If ye forgive men their trespasses, your heavenly Father will also forgive you (Matthew 6:14).
Setting others free means setting yourself free, because resentment is really a form of attachment. It is a cosmic truth that it takes two to make a prisoner; a prisoner and a jailer. There is no such thing as being a prisoner on one’s own account. Moreover, the jailer is as much a prisoner as his charge. When you hold resentment against anyone, you are bound to that person by a mental chain. You are tied by a cosmic tie to the thing that you hate. The one person perhaps in the whole world whom you most dislike is the very one to whom you are attaching yourself by a hook that is stronger than steel. Is this what you wish? Is this the condition in which you desire to go on living?
Remember, you belong to the thing with which you are linked in thought, and at some time or other, if that tie endures, the objects of your resentment will be drawn again into your life, perhaps to work further havoc.
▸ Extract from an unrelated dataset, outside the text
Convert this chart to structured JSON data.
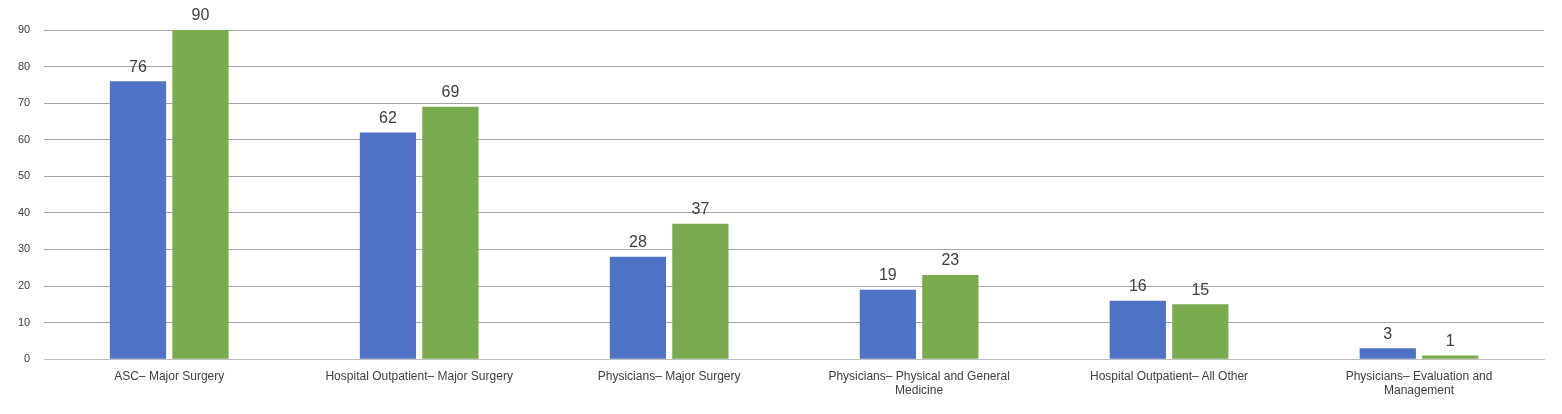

No one can afford such a thing; and so you must cut all such ties by a clear act of forgiveness. You must loose him and let him go. By forgiveness you set yourself free; you save your soul. And because the law of love works alike for one and all, you help to save his soul too.
There is another element to the act of forgiveness. One must also forgive one’s self. Most of our anger toward, and resentment of others finds its true source in our anger and resentment toward ourselves. Whatever one has done, whatever one has failed to do, whatever one is disappointed about in one’s self must be forgiven if we are to live by God’s law. All it takes is to admit the wrong and repent of it, ask God to forgive it and commit to change it. Then one will find the grace to offer that same forgiveness to others. God’s grace flows best through an unburdened soul.